When capital concentrates this heavily around a small number of large AI companies and technologies, access alone becomes less differentiated. More players can see the same opportunities. Far fewer are structured to act on them.
That is where the real edge now sits.

Marc made this point clearly. Before Henkel Ventures scaled startup activity, the team built the internal operating system first: investment theses, partnership frameworks, decision processes, business-unit alignment, and clear ownership around execution.
That preparation is what turns startup partnerships and venture investing from interesting activity into strategic capability.
Because AI is not just creating new software categories. It is forcing industrial companies to rethink how they approach R&D, procurement, workflows, formulation, and strategic planning itself.
So the real question for CVCs is no longer: do we have access to AI deal flow? It is: are we actually ready to turn external innovation into internal advantage?
We will explore many of the broader questions around AI, strategy, and corporate venture further in our upcoming AMA on AI usage inside CVCs. More details soon.
And if these are the conversations you care about, join us at the EUVC Corporate Summit 2026 on September 10 in London.
Keep reading for more insights across European tech and venture. Hope you enjoy this week’s edition.
with 💖
David & Andreas
Event spotlight
Insights
Podcasts
Events
Event spotlight
This summer, EUVC is doing something we've never done before.
We've taken editorial ownership of a dedicated investment stage at Love Tomorrow Summit at Tomorrowland, one of Europe's most compelling gatherings for minds that want to shape what's next.
On July 23 in Boom, Belgium: 90 minutes of keynotes on the iconic Rose Garden Stage, and a curated investor programme at The Impact Circle's Investor Lounge on Friday.
Europe's most thoughtful investors. A setting unlike any other.
Insights
The next wave of sustainability investing may sit beyond Climate Tech.
In his new article, Climate Tech was just the beginning, Satgana Founder and CEO Romain Diaz makes the case for “Earth Tech”: companies rebuilding the planetary systems underpinning long-term human prosperity, from water and biodiversity to food systems and resilience.
The key insight for investors: the strongest businesses increasingly succeed where environmental necessity and commercial incentives align, solving immediate economic and operational constraints, not just sustainability goals.
Podcasts
Most investors still see corporate venture capital as slower, more conflicted and strategically constrained than traditional VC. Henkel Ventures argues the opposite.
In this episode, Marc Thom, Corporate Vice President and Head of Henkel Ventures, joins Andreas Munk Holm and Jeppe Høier to explain why professionally run CVCs can outperform financial VCs over time, how Henkel built one of Europe’s leading corporate venture platforms and what most corporates still get wrong about working with startups.

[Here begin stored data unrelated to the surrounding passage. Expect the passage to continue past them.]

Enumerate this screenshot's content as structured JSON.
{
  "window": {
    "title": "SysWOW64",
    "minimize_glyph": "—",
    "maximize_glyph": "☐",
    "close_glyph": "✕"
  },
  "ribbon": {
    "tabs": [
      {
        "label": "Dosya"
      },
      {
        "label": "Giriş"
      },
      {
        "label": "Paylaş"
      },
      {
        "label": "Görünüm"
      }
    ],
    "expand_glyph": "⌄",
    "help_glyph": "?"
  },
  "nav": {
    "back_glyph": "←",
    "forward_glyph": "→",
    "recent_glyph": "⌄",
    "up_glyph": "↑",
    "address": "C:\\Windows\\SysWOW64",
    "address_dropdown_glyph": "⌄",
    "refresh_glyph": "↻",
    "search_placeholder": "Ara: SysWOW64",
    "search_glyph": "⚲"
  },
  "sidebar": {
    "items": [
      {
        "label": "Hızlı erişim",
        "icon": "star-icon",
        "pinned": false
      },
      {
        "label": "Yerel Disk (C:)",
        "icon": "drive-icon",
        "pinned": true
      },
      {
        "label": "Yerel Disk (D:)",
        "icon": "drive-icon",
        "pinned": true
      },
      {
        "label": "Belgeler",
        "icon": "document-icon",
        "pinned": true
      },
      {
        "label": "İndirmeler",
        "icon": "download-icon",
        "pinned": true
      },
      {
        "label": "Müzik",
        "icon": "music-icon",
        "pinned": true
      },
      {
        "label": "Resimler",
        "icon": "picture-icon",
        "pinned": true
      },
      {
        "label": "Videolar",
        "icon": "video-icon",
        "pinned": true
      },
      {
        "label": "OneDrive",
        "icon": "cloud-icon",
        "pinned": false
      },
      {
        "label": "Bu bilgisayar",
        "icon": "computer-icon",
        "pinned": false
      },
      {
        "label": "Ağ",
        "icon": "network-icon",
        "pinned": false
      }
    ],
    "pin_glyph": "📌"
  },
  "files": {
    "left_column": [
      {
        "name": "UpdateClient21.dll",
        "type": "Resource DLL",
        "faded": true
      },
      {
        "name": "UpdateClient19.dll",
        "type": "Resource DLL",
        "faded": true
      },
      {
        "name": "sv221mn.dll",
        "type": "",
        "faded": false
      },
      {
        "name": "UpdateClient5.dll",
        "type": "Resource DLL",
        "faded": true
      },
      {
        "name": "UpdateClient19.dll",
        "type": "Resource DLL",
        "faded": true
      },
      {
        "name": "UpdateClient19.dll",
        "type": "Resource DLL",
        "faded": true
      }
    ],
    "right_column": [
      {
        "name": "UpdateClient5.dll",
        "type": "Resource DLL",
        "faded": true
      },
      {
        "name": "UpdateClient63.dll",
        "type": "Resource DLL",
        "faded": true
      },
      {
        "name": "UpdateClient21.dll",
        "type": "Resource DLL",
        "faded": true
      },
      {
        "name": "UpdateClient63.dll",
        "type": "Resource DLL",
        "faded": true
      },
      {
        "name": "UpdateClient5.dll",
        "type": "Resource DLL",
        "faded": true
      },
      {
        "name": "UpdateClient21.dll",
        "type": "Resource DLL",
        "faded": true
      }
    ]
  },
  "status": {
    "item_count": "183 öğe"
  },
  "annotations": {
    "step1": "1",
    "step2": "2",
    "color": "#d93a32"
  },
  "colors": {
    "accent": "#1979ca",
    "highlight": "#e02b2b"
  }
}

Everyone says AI is taking jobs. The data says something more complicated. In this week’s episode of This Week in European Tech, Dan Bowyer and Mads Jensen of SuperSeed examine the growing panic around AI-driven job losses, why junior hiring is falling and whether remote work may be a bigger factor than AI itself.
They also cover Anthropic’s latest model, Europe’s sovereignty dilemma, the rise of AI application-layer companies and the emergence of the zero-employee AI startup.